Chronique : Beautemps-Beaupré d'un océan à l'autre - Beautemps-Beaupré de l'océan à la carte (Locus Solus)

Il y a 4 semaines 60

B rest, 1791, une expédition part à la recherche du navigateur Jean-François de Lapérouse. Le voilier et ses passagers passeront trois années en Australie, en Nouvelle-Guinée et à Java. Parmi eux, Charles-François Beautemps-Beaupré qui a développé une technique pour produire des cartes géographiques d’une précision exceptionnelle. Il profite du voyage pour tracer les contours de ces îles peu ou pas connues. Le périple n'est pas sans périls puisqu'il faut affronter les récifs de corail, les tempêtes et les brisants, sans oublier les populations locales méfiantes face à ces visiteurs enclins à rapidement prendre leurs aises.

Le récit de Malo Durand aborde différents thèmes. Au premier chef la connaissance, laquelle n’est pas désintéressée puisqu’une juste appréciation du territoire assure un ascendant au pays qui souhaite étendre son influence. Les enjeux sociopolitiques, parfois complexes, apparaissent du reste au cœur du projet.
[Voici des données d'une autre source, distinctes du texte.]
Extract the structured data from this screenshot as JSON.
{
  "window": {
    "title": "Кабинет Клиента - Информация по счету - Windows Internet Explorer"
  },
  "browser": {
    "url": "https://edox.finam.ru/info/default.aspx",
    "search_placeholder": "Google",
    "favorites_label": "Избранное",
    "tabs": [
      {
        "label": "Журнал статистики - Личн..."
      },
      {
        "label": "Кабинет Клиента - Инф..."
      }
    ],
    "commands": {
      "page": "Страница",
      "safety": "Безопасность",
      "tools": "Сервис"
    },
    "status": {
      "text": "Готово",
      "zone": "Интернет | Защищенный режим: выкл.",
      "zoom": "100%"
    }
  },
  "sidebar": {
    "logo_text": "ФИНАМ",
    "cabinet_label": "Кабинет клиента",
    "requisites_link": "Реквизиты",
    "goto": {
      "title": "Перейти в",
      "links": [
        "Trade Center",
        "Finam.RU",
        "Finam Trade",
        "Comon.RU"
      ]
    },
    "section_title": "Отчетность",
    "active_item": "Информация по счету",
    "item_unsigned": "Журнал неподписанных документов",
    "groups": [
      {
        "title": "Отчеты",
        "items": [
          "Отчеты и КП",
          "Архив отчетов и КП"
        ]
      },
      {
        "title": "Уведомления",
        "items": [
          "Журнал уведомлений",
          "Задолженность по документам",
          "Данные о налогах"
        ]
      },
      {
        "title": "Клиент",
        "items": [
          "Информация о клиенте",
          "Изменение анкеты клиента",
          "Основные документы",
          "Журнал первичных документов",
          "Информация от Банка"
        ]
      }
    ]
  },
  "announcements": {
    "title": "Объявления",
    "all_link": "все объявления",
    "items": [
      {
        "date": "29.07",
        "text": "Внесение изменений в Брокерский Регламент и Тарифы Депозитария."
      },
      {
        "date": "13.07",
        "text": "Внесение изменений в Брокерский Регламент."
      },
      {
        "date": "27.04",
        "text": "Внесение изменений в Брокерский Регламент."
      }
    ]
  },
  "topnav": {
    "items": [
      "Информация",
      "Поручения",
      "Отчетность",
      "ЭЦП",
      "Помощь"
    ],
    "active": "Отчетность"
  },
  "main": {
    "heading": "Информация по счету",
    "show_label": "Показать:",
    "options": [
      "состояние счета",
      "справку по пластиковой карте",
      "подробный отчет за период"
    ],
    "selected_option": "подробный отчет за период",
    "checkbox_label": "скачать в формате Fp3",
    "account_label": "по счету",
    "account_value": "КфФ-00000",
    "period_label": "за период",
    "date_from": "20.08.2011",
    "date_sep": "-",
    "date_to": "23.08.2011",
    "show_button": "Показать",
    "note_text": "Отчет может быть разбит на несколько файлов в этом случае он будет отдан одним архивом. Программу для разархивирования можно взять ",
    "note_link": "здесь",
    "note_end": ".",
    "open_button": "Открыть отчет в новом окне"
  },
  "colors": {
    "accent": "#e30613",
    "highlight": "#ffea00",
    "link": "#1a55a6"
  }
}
Le scénariste souligne par ailleurs à plusieurs reprises la maladresse, voire la violence, des envahisseurs et fait dire à un des personnages « Qui sait si le contact de la civilisation avec ces gens à l’état de nature peut engendrer autre chose que ce désastre. » Il est à noter que l’essentiel du propos est livré par un narrateur et que les phylactères se montrent relativement rares ; cette stratégie témoigne de la volonté de l’auteur de communiquer beaucoup d’informations, ce qui serait plus laborieux avec des dialogues. Cela dit, le sujet n’est pas austère et fait fréquemment place à l’action.
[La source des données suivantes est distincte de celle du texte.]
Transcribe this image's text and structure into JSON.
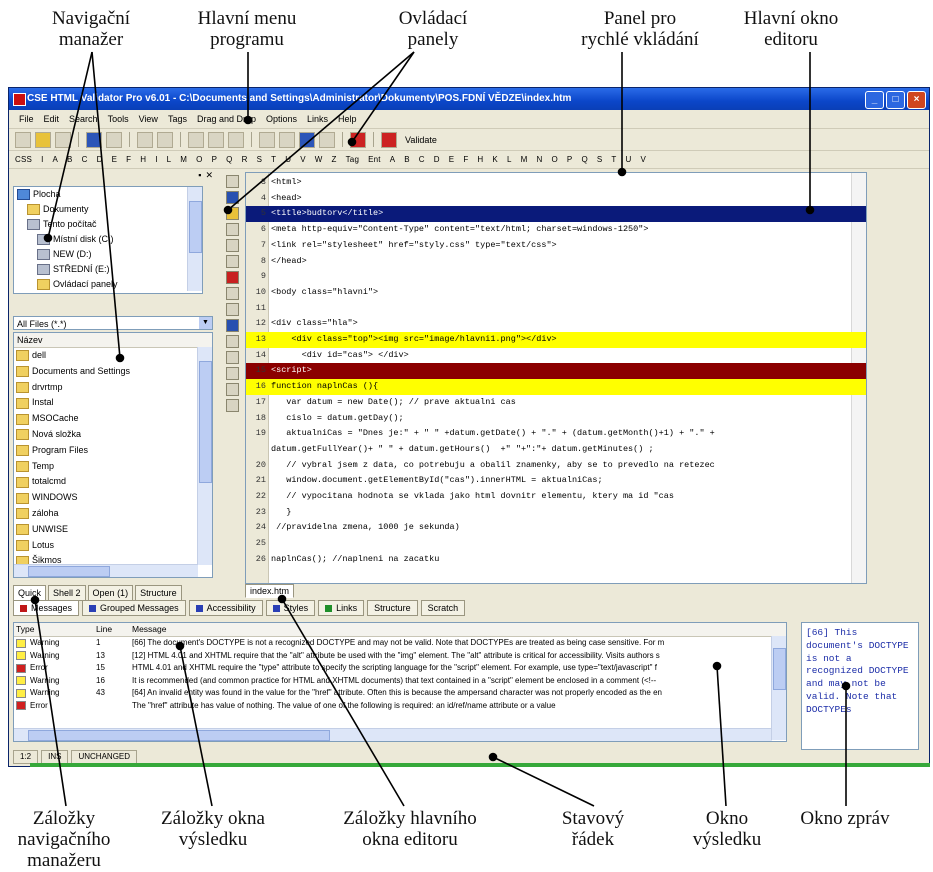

Le trait, très gras, d’Erwan Le Bot se révèle agréable ; il lui permet de donner beaucoup de densité aux comédiens et d’expressivité à leurs visages. Ses scènes d’océans déchaînés sont aussi réussies. Un bémol, à quelques reprises il a recours à des photos qu'il n'a pas suffisamment retravaillées pour qu'elles se fondent dans ses illustrations.

Publié avec le soutien du Service hydrographique et océanographique de la marine, l'album est bien documenté. En complément de programme, un épilogue rappelle la fin de l’aventure en pleine période révolutionnaire et raconte la suite de la carrière du héros. Ce dernier a notamment effectué les relevés de la côte Atlantique, de la Bretagne au golfe de Gascogne.

Un épisode de la petite histoire de la France, vu à travers la vie d’un scientifique dont les travaux ont été utilisés jusqu’au milieu du XXe siècle.